San Giorgio a Cremano, 2 appartamenti confiscati alla criminalità organizzata consegnati a famiglie indigenti

San Giorgio a Cremano, 2 appartamenti confiscati alla criminalità organizzata consegnati a famiglie indigenti. Come per i precedenti appartamenti, si tratta di immobili situati in via Cappiello. I nuclei familiari destinatari sono stati selezionati dalla graduatoria degli aventi diritto alle case di edilizia popolare.

Beni confiscati alla criminalità destinati a famiglie indigenti di San Giorgio a Cremano

In totale sono 4 finora le abitazioni “sottratte” alla criminalità organizzata che l’amministrazione ha consegnato a nuclei familiari in stato di difficoltà. Come per i precedenti appartamenti, si tratta di immobili situati in via Cappiello. I nuclei familiari destinatari sono stati selezionati dalla graduatoria degli aventi diritto alle case di edilizia popolare.

San Giorgio presidio per la legalità

Una decisione che va nella direzione del sostegno concreto alle fasce deboli del territorio, e della legalità presa d’accordo con il vicesindaco Michele Carbone. L’attenzione alle fasce deboli e alle realtà sociali infatti rientra nelle priorità dell’amministrazione, tanto che, oltre questi 4 appartamenti già assegnati, altre due case confiscate ospiteranno il primo grande Centro Antiviolenza dell’area vesuviana. Un progetto finanziato dal Ministero dell’Interno, a cui i tecnici dell’ente stanno lavorando alacremente per recuperare lo stop ai lavori di ristrutturazione dovuti all’emergenza Covid.

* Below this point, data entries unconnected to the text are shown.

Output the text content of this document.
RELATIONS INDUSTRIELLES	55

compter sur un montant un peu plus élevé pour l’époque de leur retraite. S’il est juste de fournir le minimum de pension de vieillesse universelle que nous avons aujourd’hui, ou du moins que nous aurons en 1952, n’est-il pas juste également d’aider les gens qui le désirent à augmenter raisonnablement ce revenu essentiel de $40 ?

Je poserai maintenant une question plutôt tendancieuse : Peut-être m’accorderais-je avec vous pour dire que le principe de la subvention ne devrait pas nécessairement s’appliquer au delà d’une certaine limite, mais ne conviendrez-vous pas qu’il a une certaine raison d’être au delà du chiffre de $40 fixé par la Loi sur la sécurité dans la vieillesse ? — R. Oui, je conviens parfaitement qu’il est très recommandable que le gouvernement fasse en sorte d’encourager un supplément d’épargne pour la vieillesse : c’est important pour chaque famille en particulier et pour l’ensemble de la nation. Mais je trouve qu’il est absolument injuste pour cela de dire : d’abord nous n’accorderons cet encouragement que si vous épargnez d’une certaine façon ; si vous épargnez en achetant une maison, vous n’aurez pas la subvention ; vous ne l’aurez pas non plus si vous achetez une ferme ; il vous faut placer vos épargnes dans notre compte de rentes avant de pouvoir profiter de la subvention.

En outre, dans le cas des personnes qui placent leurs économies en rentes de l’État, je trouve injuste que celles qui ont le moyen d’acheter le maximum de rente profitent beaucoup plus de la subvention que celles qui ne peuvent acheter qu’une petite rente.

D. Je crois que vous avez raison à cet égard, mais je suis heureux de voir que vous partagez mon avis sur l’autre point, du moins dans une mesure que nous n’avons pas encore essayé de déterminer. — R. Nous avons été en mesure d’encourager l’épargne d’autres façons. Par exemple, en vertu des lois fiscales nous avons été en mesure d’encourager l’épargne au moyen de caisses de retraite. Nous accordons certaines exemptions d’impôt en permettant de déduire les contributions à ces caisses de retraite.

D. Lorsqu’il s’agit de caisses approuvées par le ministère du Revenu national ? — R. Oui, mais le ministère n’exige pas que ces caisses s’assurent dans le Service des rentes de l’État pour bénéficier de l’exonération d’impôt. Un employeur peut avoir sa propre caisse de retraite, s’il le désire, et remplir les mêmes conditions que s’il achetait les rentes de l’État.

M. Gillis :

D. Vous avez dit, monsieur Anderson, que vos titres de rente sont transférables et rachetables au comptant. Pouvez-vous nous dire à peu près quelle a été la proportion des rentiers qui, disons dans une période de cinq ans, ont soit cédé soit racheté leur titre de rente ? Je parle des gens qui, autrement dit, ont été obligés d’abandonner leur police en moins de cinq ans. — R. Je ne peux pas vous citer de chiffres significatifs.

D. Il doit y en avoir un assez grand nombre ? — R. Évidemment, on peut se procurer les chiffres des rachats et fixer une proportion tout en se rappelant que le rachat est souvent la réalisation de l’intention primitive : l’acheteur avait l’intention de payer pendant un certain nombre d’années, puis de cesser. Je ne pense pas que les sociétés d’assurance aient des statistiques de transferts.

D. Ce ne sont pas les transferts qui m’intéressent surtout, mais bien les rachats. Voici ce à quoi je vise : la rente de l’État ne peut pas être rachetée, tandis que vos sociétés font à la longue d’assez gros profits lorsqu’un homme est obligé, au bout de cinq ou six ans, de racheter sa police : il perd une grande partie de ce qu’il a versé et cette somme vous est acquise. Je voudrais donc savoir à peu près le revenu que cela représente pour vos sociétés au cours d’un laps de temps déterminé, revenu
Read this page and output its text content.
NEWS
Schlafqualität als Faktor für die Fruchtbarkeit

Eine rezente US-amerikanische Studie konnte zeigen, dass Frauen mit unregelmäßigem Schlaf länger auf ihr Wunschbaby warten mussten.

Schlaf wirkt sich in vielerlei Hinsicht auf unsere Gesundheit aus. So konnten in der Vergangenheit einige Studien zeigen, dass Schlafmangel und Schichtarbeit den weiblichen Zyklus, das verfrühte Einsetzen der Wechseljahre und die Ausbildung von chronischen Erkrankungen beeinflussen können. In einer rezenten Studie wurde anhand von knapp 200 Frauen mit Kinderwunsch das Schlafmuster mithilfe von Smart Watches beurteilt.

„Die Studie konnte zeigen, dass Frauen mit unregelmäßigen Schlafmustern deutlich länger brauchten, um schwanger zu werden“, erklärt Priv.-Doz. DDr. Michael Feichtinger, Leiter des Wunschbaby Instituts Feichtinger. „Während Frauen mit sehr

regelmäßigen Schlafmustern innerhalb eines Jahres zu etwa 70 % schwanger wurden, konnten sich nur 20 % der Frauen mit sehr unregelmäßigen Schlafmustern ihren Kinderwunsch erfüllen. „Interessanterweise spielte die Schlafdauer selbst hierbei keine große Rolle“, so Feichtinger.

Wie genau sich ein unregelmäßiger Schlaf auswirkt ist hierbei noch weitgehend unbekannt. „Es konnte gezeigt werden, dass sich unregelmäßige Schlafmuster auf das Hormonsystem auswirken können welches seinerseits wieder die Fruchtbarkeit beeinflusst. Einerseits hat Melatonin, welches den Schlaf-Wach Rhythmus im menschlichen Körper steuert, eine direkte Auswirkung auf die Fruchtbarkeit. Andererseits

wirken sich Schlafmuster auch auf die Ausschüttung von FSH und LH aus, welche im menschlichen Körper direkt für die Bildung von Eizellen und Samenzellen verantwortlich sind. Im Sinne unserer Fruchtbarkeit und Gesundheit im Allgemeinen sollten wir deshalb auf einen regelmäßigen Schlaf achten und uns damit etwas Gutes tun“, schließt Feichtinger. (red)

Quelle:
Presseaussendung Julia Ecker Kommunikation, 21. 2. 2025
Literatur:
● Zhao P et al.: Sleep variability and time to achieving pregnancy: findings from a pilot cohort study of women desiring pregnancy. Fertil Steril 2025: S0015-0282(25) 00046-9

Dopo la richiesta di Zinno acquisire al patrimonio comunale altri cinque immobili confiscati alla camorra, l’amministrazione è in attesa dell’assegnazione ma ha già programmato il loro utilizzo. In rete con enti del terzo settore saranno svolte attività di tipo sociale in alcuni locali, mentre gli appartamenti saranno consegnati sempre a famiglie in difficoltà che ne hanno diritto.

La soddisfazione del sindaco

” Oggi è una bella giornata per la nostra comunità” – ha detto il sindaco Giorgio Zinno – “Abbiamo ridato speranza ad altre due famiglie sangiorgesi dopo 25 anni di attesa. Abbiamo visto la gioia nei loro occhi quando abbiamo consegnato le chiavi dei due appartamenti. Sui beni confiscati abbiamo raggiunto un altro obiettivo. Come sempre ci siamo rimboccati le maniche, producendo importanti risultati per la collettività e sono orgoglioso di poter dire che oggi questi beni rappresentano una buona pratica di amministrazione che fornisce una mano importante alle persone in difficoltà. Questo anche grazie anche all’impegno del vicesindaco Michele Carbone, del presidente della Commissione Polibtiche sociali Antonio Esposito. tutti insieme per aiutare i nostri concittadini e ripristinare la legalità”.